Grynberg v. Alexander's, Inc.

In an action, inter alia, to recover damages for defamation, the plaintiff appeals from an order of the Supreme Court, Kings County (Hurowitz, J.), dated March 21, 1986, which granted the defendant’s motion to dismiss the complaint for failure to state a cause of action.

Ordered that the order is affirmed, without costs or disbursements.

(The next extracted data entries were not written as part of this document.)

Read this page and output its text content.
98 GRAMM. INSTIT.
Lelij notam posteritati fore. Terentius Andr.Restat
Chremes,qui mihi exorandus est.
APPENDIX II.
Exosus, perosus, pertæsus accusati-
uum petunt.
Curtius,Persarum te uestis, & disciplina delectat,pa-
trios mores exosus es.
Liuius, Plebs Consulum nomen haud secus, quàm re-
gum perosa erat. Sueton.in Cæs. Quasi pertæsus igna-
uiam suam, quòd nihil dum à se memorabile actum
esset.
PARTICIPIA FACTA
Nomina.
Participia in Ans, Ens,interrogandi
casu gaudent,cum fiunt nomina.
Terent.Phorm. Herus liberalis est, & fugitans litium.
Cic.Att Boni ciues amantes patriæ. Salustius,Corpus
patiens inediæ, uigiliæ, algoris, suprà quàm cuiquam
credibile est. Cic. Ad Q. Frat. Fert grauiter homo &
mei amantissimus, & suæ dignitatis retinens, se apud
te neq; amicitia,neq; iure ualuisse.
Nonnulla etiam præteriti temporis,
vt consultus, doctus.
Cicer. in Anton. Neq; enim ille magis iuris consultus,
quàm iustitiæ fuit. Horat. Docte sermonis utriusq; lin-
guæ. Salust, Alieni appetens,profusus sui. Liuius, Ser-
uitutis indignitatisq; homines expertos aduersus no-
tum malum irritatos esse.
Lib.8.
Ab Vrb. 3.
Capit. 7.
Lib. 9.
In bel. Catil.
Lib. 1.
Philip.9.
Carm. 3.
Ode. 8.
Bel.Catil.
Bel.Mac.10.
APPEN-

The plaintiff was fired as a temporary at-will employee of the defendant for failing a polygraph test. Although unable to sue to recover damages for wrongful discharge as an at-will employee (see, Murphy v American Home Prods. Corp., 58 NY2d 293), the plaintiff nevertheless seeks to recover damages *668for injury to his reputation and career prospects on a defamation theory. His complaint was properly dismissed inasmuch as it wholly failed to comply with the specificity requirements for pleading a cause of action sounding in defamation (CPLR 3016 [a]). Specifically, the complaint failed to allege the particular words complained of or to provide the time, place and manner of the purported defamatory statement (see, Buffolino v Long Is. Sav. Bank, 126 AD2d 508, 510; Geddes v Princess Props. Intl., 88 AD2d 835). Nor was there any evidence that an allegedly defamatory statement was disseminated to any prospective employers. Insofar as the reason for the plaintiff’s discharge was only communicated between certain of the defendant’s employees, and there were no allegations that the privileged content of the communication was the product of actual malice on the part of the defendant’s employees, the complaint failed to state a cause of action to recover damages for defamation (see, Buffolino v Long Is. Sav. Bank, supra, at 511). Thompson, J. P., Weinstein, Rubin and Harwood, JJ., concur.